What's Missing: Enterprise-Grade Observability and Governance

This post focuses on the security and identity architecture required to deploy AI safely. However, production-grade systems also require robust observability and governance layers to maintain operational control and meet regulatory audit requirements:

  • Distributed Tracing (OpenTelemetry):
    Instrument the entire AI request pipeline with correlation IDs and tracing spans so you can diagnose latency bottlenecks, track requests across services (API gateway → retrieval → LLM → validation), and troubleshoot failures end-to-end.
  • Redacted Prompt Logging:
    Log all user prompts and AI responses to durable storage but redact PII and sensitive data before writing logs.
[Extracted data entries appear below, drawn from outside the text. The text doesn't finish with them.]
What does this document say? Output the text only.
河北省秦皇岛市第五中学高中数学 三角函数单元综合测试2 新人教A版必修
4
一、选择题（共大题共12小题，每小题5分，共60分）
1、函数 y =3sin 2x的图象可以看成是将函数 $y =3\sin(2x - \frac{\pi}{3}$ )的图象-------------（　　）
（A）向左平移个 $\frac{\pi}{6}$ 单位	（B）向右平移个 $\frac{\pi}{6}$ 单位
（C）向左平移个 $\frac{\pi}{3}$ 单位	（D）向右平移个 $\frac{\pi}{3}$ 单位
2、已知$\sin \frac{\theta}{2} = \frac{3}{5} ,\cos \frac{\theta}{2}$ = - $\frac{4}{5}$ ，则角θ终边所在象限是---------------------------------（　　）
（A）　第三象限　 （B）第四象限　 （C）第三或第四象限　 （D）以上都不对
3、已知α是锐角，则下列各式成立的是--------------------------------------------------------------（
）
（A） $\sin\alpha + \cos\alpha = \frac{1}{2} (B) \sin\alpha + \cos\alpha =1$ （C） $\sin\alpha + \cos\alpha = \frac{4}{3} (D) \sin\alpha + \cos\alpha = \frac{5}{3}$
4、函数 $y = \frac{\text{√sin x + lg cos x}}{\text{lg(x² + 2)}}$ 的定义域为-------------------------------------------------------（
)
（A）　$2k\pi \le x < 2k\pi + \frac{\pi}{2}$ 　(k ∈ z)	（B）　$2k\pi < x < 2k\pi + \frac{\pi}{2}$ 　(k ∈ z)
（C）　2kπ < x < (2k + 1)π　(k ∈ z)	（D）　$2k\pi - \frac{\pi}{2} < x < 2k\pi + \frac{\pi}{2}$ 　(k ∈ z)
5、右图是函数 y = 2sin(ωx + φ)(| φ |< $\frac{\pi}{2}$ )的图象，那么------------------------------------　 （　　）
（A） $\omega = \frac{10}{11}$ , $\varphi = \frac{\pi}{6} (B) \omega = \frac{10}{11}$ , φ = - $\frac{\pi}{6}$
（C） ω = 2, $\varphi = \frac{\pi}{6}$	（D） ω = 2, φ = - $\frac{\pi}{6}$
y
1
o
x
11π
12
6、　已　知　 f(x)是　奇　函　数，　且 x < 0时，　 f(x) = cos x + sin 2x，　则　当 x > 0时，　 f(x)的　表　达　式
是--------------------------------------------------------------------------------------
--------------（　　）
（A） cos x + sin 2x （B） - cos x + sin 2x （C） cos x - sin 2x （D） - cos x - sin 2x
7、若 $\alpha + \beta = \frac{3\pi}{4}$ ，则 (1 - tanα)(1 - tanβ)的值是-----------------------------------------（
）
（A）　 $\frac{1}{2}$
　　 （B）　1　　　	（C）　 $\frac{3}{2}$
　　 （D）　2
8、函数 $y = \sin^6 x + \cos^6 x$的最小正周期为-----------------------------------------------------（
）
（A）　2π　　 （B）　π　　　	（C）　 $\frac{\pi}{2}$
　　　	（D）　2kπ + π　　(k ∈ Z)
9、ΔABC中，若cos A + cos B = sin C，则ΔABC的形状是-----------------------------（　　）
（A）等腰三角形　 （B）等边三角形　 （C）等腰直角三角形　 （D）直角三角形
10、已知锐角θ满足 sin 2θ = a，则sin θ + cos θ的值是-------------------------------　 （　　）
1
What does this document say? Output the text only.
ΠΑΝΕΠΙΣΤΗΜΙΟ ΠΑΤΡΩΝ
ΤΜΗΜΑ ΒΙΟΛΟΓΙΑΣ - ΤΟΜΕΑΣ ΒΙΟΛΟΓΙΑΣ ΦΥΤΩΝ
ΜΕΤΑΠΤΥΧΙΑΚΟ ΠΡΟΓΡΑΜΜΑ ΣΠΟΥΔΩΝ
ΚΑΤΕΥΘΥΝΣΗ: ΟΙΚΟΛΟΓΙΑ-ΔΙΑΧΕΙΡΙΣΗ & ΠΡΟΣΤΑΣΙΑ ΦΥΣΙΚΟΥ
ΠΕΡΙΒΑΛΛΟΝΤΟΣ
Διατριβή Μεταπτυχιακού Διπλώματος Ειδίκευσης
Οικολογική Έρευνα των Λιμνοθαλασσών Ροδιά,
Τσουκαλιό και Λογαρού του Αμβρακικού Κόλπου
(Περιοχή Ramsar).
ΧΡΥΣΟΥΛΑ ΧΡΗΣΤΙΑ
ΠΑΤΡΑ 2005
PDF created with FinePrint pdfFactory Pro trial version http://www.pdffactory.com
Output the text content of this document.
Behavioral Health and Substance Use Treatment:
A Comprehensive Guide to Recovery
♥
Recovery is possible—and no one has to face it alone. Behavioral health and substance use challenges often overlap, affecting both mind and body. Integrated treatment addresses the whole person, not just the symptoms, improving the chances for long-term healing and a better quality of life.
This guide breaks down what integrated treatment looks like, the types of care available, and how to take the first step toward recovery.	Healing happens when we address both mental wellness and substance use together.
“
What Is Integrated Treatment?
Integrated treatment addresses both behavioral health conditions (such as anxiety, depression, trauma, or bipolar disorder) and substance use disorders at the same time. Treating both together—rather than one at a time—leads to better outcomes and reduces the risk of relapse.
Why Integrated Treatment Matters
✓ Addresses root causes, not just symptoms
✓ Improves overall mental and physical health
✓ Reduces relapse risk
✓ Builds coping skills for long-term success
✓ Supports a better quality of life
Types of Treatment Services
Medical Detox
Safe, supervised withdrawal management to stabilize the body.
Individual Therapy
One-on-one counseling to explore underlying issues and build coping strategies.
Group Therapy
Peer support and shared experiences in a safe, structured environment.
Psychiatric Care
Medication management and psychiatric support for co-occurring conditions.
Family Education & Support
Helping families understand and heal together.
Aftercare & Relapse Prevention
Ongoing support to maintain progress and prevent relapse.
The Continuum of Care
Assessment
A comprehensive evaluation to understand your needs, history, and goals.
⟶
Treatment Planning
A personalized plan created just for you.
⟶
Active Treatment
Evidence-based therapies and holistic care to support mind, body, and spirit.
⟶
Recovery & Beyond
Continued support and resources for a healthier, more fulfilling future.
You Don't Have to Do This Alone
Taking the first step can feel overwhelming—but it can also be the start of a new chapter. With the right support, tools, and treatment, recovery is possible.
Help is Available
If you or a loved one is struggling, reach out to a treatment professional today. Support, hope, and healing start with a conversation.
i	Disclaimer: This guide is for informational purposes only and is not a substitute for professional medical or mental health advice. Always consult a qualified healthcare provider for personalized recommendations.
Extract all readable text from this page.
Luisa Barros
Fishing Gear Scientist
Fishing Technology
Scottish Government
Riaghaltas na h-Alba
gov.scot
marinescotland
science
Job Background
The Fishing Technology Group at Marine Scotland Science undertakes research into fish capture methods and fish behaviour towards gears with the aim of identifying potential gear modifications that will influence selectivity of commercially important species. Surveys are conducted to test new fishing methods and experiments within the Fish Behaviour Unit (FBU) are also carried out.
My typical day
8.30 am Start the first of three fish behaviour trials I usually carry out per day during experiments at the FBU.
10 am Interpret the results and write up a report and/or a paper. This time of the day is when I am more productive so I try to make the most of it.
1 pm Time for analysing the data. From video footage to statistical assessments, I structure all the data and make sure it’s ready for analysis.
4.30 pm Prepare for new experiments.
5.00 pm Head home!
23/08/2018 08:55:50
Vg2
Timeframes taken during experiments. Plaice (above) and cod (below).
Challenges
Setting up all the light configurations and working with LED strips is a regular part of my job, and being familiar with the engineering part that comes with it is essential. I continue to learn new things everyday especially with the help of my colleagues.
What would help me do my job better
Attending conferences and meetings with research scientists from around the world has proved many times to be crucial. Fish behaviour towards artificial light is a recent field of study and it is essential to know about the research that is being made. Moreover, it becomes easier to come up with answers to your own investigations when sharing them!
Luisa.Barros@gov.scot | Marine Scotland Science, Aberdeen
This enables security analysis and anomaly detection while respecting data privacy regulations.
  • Model and Prompt Version Control:
    Track which LLM model version, system prompt template, and retrieval configuration was used for each interaction. When you update prompt logic or switch models, version control ensures you can trace behavior changes and roll back if necessary.
  • Audit-Friendly Retention Policies:
    Define retention windows for logs, prompts, and responses that align with regulatory requirements (e.g., GDPR's right to deletion vs. financial services' multi-year audit trails). Implement automated archival and secure deletion workflows.
  • Guardrail Performance Metrics:
    Monitor false positive and false negative rates for prompt safety checks, response validation failures, and permission denials. These metrics help you tune guardrail sensitivity and identify gaps in your threat model.

Without these observability and governance controls, even a well-architected AI system becomes difficult to operate, debug, and audit at scale. Treat them as essential infrastructure-not optional add-ons.

Final Takeaway

The Client Portal 2.0 blueprint is incremental: small teams can start with .NET MAUI, Azure B2C, role-based data boundaries, and basic prompt validation, then add policy- driven semantic safety, API gateways, distributed tracing, and confidential computing as their scale, sensitivity, and regulatory requirements grow. The architecture supports this evolution because security, identity, and data access controls are enforced server-side, independent of the AI layer itself.

When you architect AI around these principles from the beginning-rather than bolting intelligence onto legacy systems-you gain a deployable, auditable, and scalable foundation for secure client self-service.